Ciancimino sarà processato a Reggio

Ieri a Ferrara il giudice ha annunciato il trasferimento della maxi inchiesta

2 MINUTI DI LETTURA





E’ arrivato in tribunale a Ferrara, è entrato nell’aula dell’udienza preliminare, ha atteso il proprio turno e ha rilasciato dichiarazioni spontanee: ma quello di Massimo Ciancimino, imputato principale e più famoso del processo per la maxifrode con l’acciaio (130 milioni di euro, 100 di imposte e 30 di Iva) non è stato un monologo fiume. Il giudice Monica Bighetti lo ha prontamente stoppato e invitato ad essere più conciso, anche perché il giudice aveva già deciso che quasi tutto il processo a Ferrara non s’aveva da fare. Il gup Bighetti ha infatti trasferito ieri tutto il troncone principale - quello per la contestazione di associazione a delinquere finalizzata alla frode fiscale - a Reggio, visto che la società «cartiera» Errelle aveva sede legale a Reggio, quella operativa a Ferrara e triangolazioni con società parallele a Panama.
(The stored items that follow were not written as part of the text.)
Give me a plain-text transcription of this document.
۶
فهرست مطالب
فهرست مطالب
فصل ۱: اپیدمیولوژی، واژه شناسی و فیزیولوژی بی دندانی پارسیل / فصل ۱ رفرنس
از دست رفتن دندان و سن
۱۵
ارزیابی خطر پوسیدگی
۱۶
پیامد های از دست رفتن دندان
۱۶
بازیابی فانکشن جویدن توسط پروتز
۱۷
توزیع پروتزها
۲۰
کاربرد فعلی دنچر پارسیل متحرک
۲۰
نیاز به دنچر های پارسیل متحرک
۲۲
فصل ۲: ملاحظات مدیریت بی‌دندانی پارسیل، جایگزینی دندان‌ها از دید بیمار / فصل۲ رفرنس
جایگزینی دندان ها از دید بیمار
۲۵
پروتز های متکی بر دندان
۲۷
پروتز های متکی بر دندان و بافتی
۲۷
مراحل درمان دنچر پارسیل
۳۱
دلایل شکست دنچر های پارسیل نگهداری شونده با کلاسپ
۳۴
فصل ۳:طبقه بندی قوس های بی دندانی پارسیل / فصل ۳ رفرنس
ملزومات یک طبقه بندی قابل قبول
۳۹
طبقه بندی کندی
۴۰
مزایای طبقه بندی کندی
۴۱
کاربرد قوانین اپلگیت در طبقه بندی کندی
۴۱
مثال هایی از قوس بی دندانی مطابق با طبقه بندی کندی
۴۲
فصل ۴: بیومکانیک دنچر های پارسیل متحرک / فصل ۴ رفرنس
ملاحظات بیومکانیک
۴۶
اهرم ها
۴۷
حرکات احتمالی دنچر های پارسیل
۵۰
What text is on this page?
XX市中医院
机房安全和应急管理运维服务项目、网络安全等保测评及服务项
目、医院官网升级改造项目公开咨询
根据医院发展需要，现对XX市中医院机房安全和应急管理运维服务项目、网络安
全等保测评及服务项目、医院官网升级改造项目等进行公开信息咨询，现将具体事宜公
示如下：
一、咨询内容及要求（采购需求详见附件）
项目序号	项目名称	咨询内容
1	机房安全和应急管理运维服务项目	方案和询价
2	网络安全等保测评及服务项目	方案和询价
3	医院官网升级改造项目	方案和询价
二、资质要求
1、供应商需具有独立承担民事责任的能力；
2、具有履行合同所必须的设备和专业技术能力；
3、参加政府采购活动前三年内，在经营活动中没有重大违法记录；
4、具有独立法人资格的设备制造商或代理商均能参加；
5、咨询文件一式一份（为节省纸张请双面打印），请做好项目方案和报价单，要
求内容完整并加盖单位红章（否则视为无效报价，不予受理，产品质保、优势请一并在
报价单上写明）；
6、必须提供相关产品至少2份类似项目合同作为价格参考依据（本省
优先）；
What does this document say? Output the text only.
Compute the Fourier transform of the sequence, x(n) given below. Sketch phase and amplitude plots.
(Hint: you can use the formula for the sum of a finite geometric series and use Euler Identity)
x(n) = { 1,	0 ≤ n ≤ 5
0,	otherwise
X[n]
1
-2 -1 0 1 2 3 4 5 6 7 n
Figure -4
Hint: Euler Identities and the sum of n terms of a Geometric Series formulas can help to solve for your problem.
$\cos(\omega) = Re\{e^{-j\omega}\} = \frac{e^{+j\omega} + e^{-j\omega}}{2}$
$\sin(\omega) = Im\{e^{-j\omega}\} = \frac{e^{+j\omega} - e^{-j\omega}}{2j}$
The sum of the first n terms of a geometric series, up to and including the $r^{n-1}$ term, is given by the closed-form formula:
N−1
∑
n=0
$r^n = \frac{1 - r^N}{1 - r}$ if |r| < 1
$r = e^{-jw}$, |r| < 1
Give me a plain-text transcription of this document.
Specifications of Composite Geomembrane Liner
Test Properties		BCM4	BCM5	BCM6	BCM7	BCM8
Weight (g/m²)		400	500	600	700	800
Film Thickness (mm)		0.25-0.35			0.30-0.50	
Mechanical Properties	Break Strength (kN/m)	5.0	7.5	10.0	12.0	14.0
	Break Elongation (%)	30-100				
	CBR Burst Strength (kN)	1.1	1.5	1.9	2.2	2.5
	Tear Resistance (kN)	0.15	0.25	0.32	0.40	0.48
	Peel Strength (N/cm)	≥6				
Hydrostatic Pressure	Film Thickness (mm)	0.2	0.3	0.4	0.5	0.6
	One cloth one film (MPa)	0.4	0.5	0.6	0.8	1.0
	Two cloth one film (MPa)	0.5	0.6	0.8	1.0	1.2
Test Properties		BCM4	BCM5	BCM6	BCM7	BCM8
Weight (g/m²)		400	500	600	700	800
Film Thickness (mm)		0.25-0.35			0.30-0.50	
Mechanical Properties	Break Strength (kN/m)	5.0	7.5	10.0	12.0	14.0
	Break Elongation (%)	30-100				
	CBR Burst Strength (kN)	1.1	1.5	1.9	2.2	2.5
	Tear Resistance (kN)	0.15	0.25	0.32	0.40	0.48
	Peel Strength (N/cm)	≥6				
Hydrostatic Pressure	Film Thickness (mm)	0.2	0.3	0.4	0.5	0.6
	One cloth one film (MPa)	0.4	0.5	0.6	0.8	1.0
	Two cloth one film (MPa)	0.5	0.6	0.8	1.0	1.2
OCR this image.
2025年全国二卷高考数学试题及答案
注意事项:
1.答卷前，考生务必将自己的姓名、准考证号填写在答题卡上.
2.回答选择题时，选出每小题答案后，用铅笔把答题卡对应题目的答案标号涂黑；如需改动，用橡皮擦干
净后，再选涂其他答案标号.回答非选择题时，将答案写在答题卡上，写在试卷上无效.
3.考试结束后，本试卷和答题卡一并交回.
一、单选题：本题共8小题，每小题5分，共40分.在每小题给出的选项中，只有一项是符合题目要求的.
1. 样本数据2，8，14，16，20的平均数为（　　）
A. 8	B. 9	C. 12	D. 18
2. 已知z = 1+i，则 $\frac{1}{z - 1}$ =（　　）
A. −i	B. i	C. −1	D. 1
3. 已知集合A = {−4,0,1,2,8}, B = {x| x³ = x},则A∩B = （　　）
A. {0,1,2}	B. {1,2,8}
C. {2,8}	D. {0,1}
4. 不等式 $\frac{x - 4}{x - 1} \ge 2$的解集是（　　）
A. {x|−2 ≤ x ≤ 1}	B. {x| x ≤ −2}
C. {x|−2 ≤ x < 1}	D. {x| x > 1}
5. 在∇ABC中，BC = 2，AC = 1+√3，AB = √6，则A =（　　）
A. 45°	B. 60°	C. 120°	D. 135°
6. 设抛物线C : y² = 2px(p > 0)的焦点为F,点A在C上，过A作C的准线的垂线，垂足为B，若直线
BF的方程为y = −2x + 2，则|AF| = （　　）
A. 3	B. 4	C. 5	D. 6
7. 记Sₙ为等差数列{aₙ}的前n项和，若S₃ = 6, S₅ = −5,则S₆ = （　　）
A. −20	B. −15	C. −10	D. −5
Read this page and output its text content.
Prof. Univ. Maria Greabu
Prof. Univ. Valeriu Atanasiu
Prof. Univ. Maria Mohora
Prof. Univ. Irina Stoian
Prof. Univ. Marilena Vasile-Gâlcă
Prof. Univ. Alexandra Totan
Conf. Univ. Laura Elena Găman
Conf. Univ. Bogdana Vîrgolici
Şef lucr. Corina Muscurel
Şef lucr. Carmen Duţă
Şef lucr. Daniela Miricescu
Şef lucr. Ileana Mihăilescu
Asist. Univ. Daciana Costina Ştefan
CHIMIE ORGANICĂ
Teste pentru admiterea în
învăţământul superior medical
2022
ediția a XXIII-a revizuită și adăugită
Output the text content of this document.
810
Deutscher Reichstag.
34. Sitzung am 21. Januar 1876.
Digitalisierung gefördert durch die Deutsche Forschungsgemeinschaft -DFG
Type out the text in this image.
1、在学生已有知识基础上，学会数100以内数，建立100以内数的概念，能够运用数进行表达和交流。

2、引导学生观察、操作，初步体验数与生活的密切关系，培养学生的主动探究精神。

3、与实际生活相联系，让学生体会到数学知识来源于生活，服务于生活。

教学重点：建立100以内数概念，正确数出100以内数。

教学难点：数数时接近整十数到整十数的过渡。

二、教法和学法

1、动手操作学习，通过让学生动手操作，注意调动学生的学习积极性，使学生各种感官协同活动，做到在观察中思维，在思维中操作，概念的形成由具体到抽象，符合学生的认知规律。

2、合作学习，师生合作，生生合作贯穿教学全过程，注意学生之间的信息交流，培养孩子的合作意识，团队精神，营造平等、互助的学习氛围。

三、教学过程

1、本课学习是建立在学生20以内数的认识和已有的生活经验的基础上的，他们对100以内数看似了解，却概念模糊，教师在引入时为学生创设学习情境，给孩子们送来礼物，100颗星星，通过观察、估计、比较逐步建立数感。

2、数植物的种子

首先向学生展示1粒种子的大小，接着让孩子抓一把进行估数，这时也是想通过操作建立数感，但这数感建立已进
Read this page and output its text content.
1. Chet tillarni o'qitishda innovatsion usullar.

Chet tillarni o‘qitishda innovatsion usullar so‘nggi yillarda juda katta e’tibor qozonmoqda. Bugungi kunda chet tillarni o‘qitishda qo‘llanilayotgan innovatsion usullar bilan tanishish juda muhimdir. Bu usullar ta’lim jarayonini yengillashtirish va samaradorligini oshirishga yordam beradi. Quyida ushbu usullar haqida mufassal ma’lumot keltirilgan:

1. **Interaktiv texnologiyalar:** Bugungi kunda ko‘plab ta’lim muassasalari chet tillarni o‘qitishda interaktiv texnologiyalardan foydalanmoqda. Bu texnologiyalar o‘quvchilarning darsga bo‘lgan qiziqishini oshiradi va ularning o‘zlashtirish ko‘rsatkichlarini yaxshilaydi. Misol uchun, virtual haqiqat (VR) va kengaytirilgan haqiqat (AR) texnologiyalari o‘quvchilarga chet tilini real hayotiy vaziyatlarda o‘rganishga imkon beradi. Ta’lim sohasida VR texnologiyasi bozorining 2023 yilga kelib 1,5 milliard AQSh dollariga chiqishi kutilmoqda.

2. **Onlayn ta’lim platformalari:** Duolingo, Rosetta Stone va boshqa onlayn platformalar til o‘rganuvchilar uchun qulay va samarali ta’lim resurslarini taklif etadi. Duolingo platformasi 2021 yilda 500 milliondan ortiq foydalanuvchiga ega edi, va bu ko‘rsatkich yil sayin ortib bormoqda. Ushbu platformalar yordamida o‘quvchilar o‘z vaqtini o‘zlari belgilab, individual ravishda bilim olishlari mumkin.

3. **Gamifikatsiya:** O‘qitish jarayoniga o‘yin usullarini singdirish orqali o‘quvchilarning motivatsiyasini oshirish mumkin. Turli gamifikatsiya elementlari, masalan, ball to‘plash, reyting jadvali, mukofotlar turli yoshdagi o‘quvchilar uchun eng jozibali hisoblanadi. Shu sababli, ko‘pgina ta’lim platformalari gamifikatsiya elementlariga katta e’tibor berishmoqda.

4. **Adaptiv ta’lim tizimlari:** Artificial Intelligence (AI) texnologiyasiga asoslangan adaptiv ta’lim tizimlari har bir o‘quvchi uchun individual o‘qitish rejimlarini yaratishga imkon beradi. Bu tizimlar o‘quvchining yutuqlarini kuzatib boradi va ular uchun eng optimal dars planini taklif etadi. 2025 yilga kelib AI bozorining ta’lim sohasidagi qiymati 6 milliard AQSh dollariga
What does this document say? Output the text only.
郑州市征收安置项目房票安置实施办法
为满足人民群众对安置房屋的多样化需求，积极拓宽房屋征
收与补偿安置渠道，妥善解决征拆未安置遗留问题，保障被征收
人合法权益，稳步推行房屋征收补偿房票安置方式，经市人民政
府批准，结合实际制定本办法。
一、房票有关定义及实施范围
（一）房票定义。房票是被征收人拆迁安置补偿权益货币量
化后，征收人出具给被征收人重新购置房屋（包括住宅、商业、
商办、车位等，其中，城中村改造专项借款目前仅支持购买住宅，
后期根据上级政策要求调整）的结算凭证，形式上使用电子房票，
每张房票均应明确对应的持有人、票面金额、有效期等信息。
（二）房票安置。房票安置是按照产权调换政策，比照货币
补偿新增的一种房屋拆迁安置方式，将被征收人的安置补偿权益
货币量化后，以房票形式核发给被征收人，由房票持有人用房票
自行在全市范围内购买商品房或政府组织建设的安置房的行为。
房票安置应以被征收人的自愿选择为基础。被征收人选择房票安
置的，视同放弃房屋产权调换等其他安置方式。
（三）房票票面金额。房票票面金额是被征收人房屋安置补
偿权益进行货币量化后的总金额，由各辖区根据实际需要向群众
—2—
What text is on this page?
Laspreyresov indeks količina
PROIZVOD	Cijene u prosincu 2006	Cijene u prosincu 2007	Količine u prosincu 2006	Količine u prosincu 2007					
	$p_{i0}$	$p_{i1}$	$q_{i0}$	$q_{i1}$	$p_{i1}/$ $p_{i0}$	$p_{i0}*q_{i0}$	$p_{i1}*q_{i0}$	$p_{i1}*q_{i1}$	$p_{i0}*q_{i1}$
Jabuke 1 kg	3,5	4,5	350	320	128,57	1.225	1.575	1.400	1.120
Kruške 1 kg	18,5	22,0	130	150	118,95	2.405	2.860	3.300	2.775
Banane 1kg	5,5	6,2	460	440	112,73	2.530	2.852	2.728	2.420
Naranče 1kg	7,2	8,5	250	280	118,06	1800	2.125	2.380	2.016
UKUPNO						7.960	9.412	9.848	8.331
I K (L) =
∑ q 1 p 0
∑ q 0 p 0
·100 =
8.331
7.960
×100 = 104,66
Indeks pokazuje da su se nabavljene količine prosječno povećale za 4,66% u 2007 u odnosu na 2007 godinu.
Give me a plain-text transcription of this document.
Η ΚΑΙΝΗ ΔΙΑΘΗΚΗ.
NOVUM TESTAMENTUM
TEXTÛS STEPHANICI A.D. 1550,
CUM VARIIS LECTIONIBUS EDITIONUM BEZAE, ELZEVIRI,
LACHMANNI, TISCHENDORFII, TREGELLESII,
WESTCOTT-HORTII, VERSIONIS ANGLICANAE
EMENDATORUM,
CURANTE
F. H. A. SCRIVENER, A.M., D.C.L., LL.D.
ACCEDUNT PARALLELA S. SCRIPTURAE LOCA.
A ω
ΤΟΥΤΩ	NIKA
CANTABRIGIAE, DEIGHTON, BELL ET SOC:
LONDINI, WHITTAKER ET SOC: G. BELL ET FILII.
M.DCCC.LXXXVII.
E a Reggio, dal punto di vista giudiziario, ha avuto origine l’associazione a delinquere.

Un processo non fortunato quello legato a Ciancimino e altri 33 imputati: 14 di questi erano già stati stralciati, per competenza e distribuiti nelle procure di Reggio Emilia, Modena, Verona e Pesaro dove avevano sede le aziende coinvote nelle tringolazioni truffaldine contestate da procura e finanza di Ferrara.

Dunque, a Reggio saranno processati Massimo Ciancimino e tutti gli altri che con lui rappresentavano i vertici e gli artefici del gruppo che aveva inventato la frode fiscale: Gianluca Apolloni, Mario Carlomagno, Ermanno Faini, Ennio Ferracane, Giulio Galletto, Patrizia Gianferrari (già sotto processo a Reggio per bancarotta) Valter Lotto, Massimiliano e Mario Paletta, Elena Pozzati, Sauro Ravani, Paolo Signifredi e lo stesso Luigi Matteo Padoan (diventato uno dei principali accusatori, le cui dichiarazioni erano state congelate in incidente probatorio) che ieri aspettava la definizione della propria posizione con una condanna ad 1 anno e 6 mesi in abbreviato. Invece, tutto è saltato e tutto si deve rifare a Reggio. A Ferrara sono restate alcune posizioni minori: Alberto Donini è stato condannato a 10 mesi, mentre Tonino Paletta e Giancarlo Rinaldi sono stati rinviati a giudizio.